Austria: Anger as Kurz blames minorities for spreading COVID-19

Austrian chancellor said people who spent summer in ‘countries of origin’ brought coronavirus back.

Kurz Austria
Austrian Chancellor Sebastian Kurz is a 34-year-old conservative politician who runs a coalition with the Green Party [Visar Kryeziu/AP]

Austria on Monday ended its second strict coronavirus lockdown and is applying softer measures, which will include entry restrictions in the coming weeks.

Those rules are designed to limit travel into the country during the Christmas holiday period, conservative Chancellor Sebastian Kurz told reporters last week.

In this context, he and Interior Minister Karl Nehammer mainly referred to the “Western Balkans” as a region from where the virus could be imported into Austria.

“We had very low infection rates in the summer after the lockdown and then returning travellers, especially those who spent the summer in their countries of origin, have brought infection back into the country,” said Kurz.

The two officials based their statement on data from the Agency for Health and Food Security (AGES).
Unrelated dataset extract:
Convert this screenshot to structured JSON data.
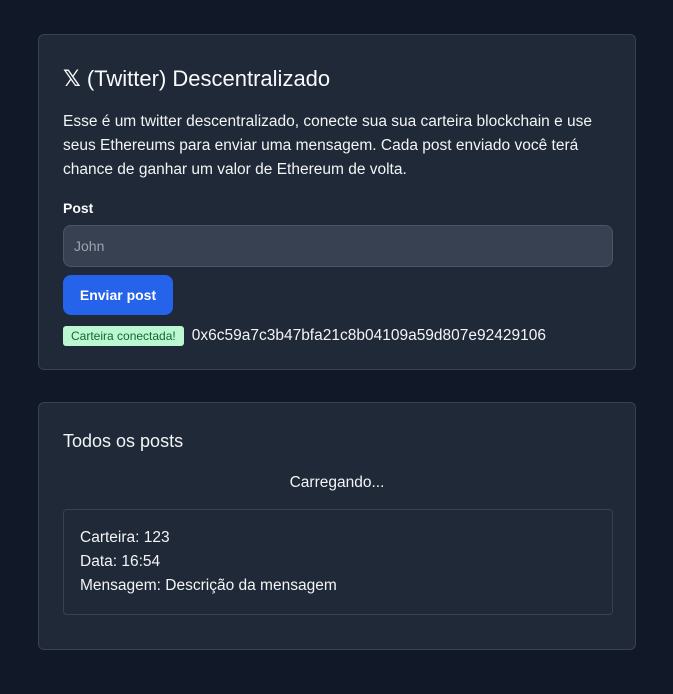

“At least 30 percent of infections were from returnees from abroad and over 72 percent of infections were from returnees especially from the Western Balkans,” said Nehammer.

AGES told Al Jazeera that in August, slightly more than one-third of the infections were due to an infection source abroad.

Since Kurz and Nehammer’s comments were understood as blaming foreigners and minorities, there was outrage among the ruling administration’s coalition partner, the Green Party.

Vice Chancellor Werner Kogler, from the Green Party, accused Kurz of a “lack of sensitivity”.

One Twitter user said: “My Balkan mum has coronavirus. She didn’t get infected in the Balkans either, but in the hospital where she works. People ‘from the Balkans and Turkey’ clean Austrian hospitals and care for … infected people, while they have not seen their families at home for a year.”

In a follow-up interview, Kurz said: “Everyone who knows me knows how closely I am connected with the Western Balkans and in my view, every accusation is therefore somewhat absurd.

“Since I was foreign minister, I have been fighting for the Western Balkan states to gain an EU-membership.”

He added that he visits the Western Balkans often, has friendly relations with governments there, and enjoys friendships with people with Western Balkan origins.

But the damage was already done.

“The statement made by Chancellor Sebastian Kurz last week is counterproductive and narrow-minded. Playing people against each other and making scapegoats of minorities is an anti-human rights strategy,” Heinz Patzelt, head of Amnesty International Austria, told Al Jazeera.

“The COVID-19 pandemic is a global challenge. If there is one thing the past few months of crisis have shown, it is that selfishness and purely national initiatives are not getting us anywhere. That is why we need politicians whose sense of responsibility does not end at the national border. An Austria-first policy cannot be the way to find the best solution.”